By DoD News
By C. Todd Lopez
While ISIS no longer has the ability to hold ground, the terrorist organization isn’t completely defeated. An enduring defeat, the commander of U.S. Central Command said, will require, in part, plans for refugees displaced by the Syrian civil war and for local security forces to be able to handle ISIS on their own.
“One of the very highest priorities I have at Central Command is dealing with displaced persons and refugees,” Marine Corps Gen. Kenneth F. McKenzie Jr. said during a discussion today with the U.S. Institute of Peace. “I think it’s an unfortunate byproduct of the conflict in the region.”

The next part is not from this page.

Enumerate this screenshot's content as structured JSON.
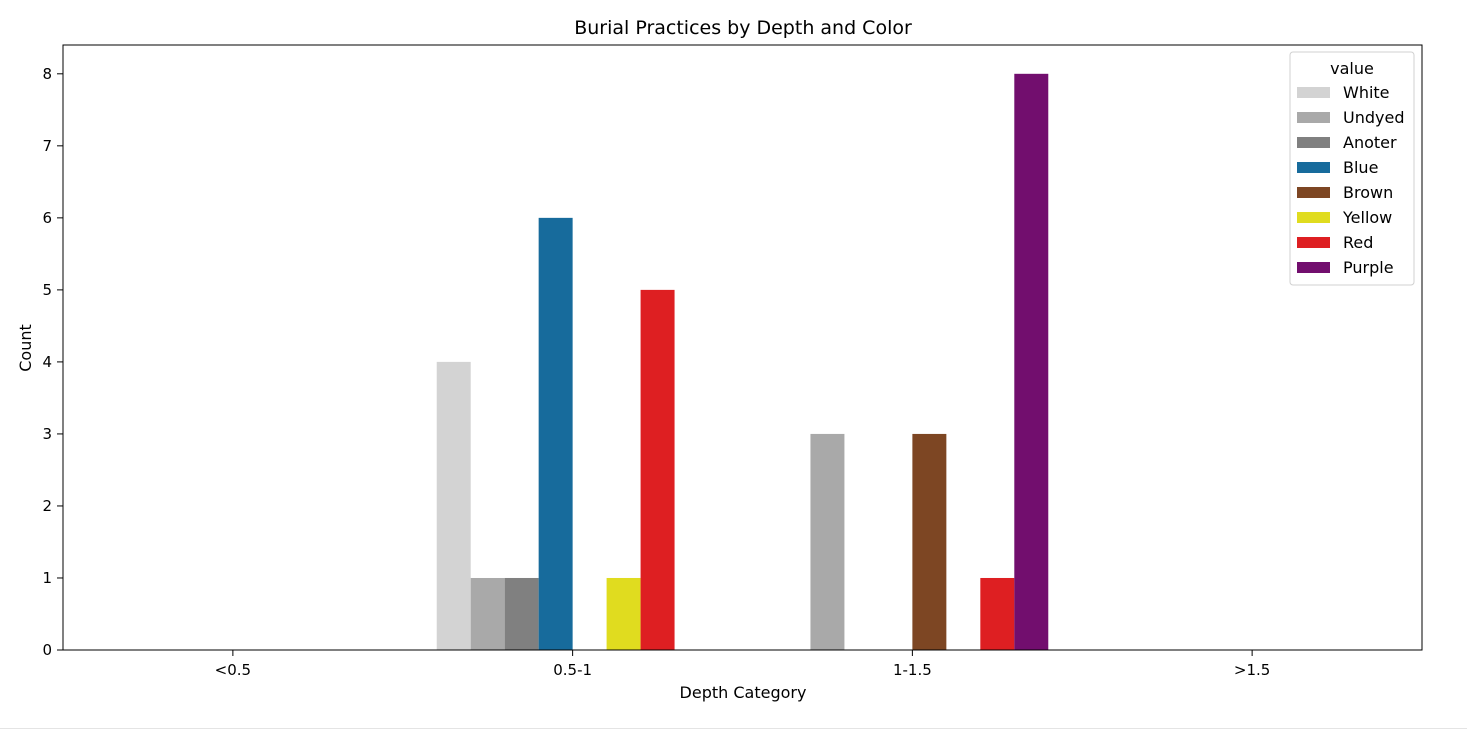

Displaced people now in camps may be radicalized and susceptible to influence later on by ISIS, McKenzie said. Those men, women and children will need to be returned home, and they need to be deradicalized, the general said, noting that it’s a strategic problem for those most interested in keeping ISIS at bay perpetually.
“Unless we find a way to repatriate, to deradicalize, to bring these people that are at grave risk in these camps back — preferably to their nations that they came from or to stay in Syria where appropriate, but with some form of deradicalization — we’re buying ourselves a strategic problem 10 years down the road, 15 years down the road,” he said. “Young people grow up, and we’re going to see them again, unless we can find a way to turn them in a way that will make them productive members of society.”
An enduring defeat of ISIS, McKenzie said, also depends on the strength and capabilities of local and state-level security — home-grown, organic security. It’s something he said both Centcom and coalition forces will support.
“We need sufficient security capacity at the local and state level to prevent ISIS remnants from posing a threat to stabilization efforts and governance,” he said. “Where authorized, Centcom and coalition forces will support the development of operational and institutional capacity to sustain … hard-won partner gains at the tactical level.”
Victory against ISIS, McKenzie said, will not involve a clear-cut military victory. What it will involve, he said, is trained, capable local security forces in support of legitimate local governments.
“The future, particularly in Syria, is not going to be bloodless, or in Iraq, either. But we can look to a future where security forces, local security forces, answerable to local elected leadership or appointed leadership, are going to be able to handle it without extensive outside help. That’s what we need to aim for.”